In a way, the right kind of hate-thinking directed at the right moment allowed the birth of the monster that the Kouachi brothers became. It's happening again and again - hate-thinkers finger pointing suicide killers into action. Farid Benyettou took the person who was Cherif Kouachi-so-far, armed him and made him ready for action with the following thought, here in Cherif's words; "Farid told me that the scriptures offered proof of the goodness of suicide attacks. It is written in the scriptures that it's good to die a martyr".
Chains of influence...where does it start?
Abu Qatada, who influenced |
....Djamal Beghal, who influenced... |
...Farid Benyettou.... |
Who influenced Cherif Kouachi with hate thought... |
Anwar Al-Aulaqi,American of Yemen origin, he lived his childhood in Yemen and returned to America to study, his father was a prominent academic and public figure. |
The finger-pointing indicates 'I know The Law from on High', The Law from ancient times, when humanity was a toddler and needed strict guidance and protection, but which no longer applies to our times, when we struggle and strive to create a free society, to gain individual independence. We still have sacred laws though, individualised and truly felt, as we evolve, as we try to become who we really are. Personally, I would avoid denigrating, defiling what other people hold sacred, this is because I hold other people as sacred (or at least potentially so, and at heart). However, I would say 'je suis charlie' because freedom of expression is vital for our evolving society, and being offended by someone is not a reason to kill even though it can incite our passions.

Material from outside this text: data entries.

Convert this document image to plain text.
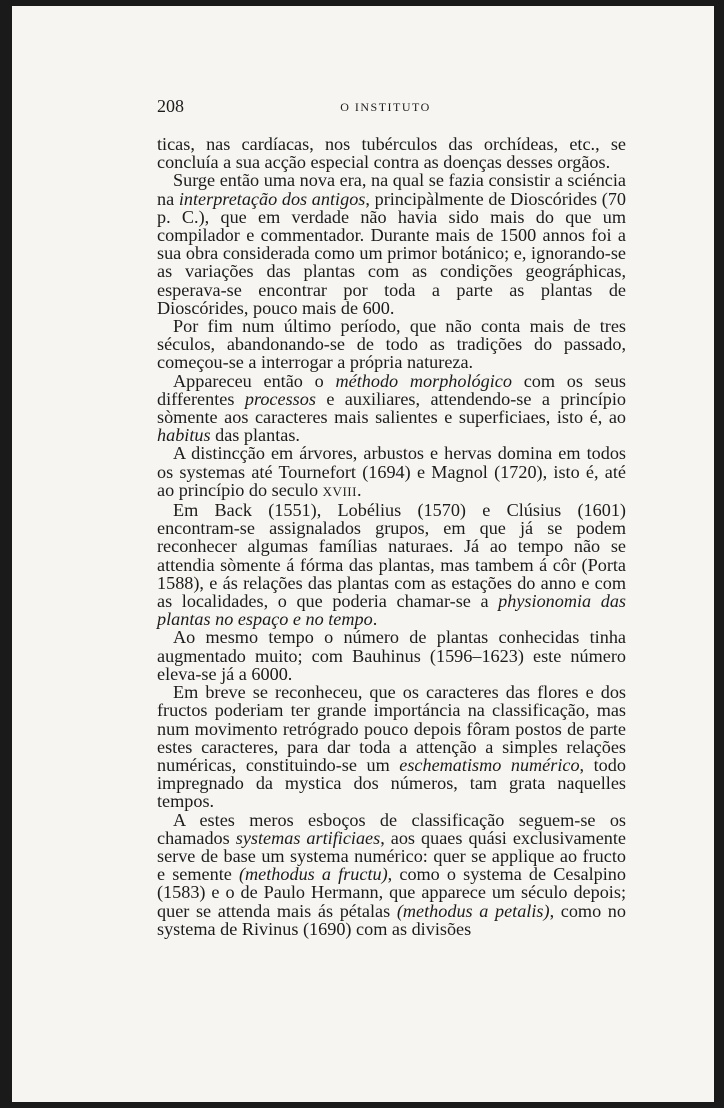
208	O INSTITUTO

ticas, nas cardíacas, nos tubérculos das orchídeas, etc., se concluía a sua acção especial contra as doenças desses orgãos.

Surge então uma nova era, na qual se fazia consistir a sciéncia na interpretação dos antigos, principàlmente de Dioscórides (70 p. C.), que em verdade não havia sido mais do que um compilador e commentador. Durante mais de 1500 annos foi a sua obra considerada como um primor botánico; e, ignorando-se as variações das plantas com as condições geográphicas, esperava-se encontrar por toda a parte as plantas de Dioscórides, pouco mais de 600.

Por fim num último período, que não conta mais de tres séculos, abandonando-se de todo as tradições do passado, começou-se a interrogar a própria natureza.

Appareceu então o méthodo morphológico com os seus differentes processos e auxiliares, attendendo-se a princípio sòmente aos caracteres mais salientes e superficiaes, isto é, ao habitus das plantas.

A distincção em árvores, arbustos e hervas domina em todos os systemas até Tournefort (1694) e Magnol (1720), isto é, até ao princípio do seculo XVIII.

Em Back (1551), Lobélius (1570) e Clúsius (1601) encontram-se assignalados grupos, em que já se podem reconhecer algumas famílias naturaes. Já ao tempo não se attendia sòmente á fórma das plantas, mas tambem á côr (Porta 1588), e ás relações das plantas com as estações do anno e com as localidades, o que poderia chamar-se a physionomia das plantas no espaço e no tempo.

Ao mesmo tempo o número de plantas conhecidas tinha augmentado muito; com Bauhinus (1596–1623) este número eleva-se já a 6000.

Em breve se reconheceu, que os caracteres das flores e dos fructos poderiam ter grande importáncia na classificação, mas num movimento retrógrado pouco depois fôram postos de parte estes caracteres, para dar toda a attenção a simples relações numéricas, constituindo-se um eschematismo numérico, todo impregnado da mystica dos números, tam grata naquelles tempos.

A estes meros esboços de classificação seguem-se os chamados systemas artificiaes, aos quaes quási exclusivamente serve de base um systema numérico: quer se applique ao fructo e semente (methodus a fructu), como o systema de Cesalpino (1583) e o de Paulo Hermann, que apparece um século depois; quer se attenda mais ás pétalas (methodus a petalis), como no systema de Rivinus (1690) com as divisões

How do we treat those in our society who are 'out of date', who try to impose their law as The Law?
Abu Hamza al-Masri, ex-Imam of the North London Central Mosque arrived in England from Egypt and commented that England was "a paradise, where you could do anything you wanted." - he was someone not used to freedom and quite unable to understand it or live by it, who used his time in paradise to learn how to destroy it by terrorism, and who was thrown out of his Mosque and paradise and into an American prison for life. What is this freedom paradise that we are so proud of?
The word that came up over and over again in the crowds gathered after the Charlie Hebdo attack was 'Liberté' - freedom. What is freedom? Why is it so important to us? We're almost there with the feeling-thought which is dug out by this attack; Je suis Charlie. Terrorism teaches us that we can't leave it to philosophers, intellectuals, human rights campaigners and politicians to do the thinking, we must all think freedom.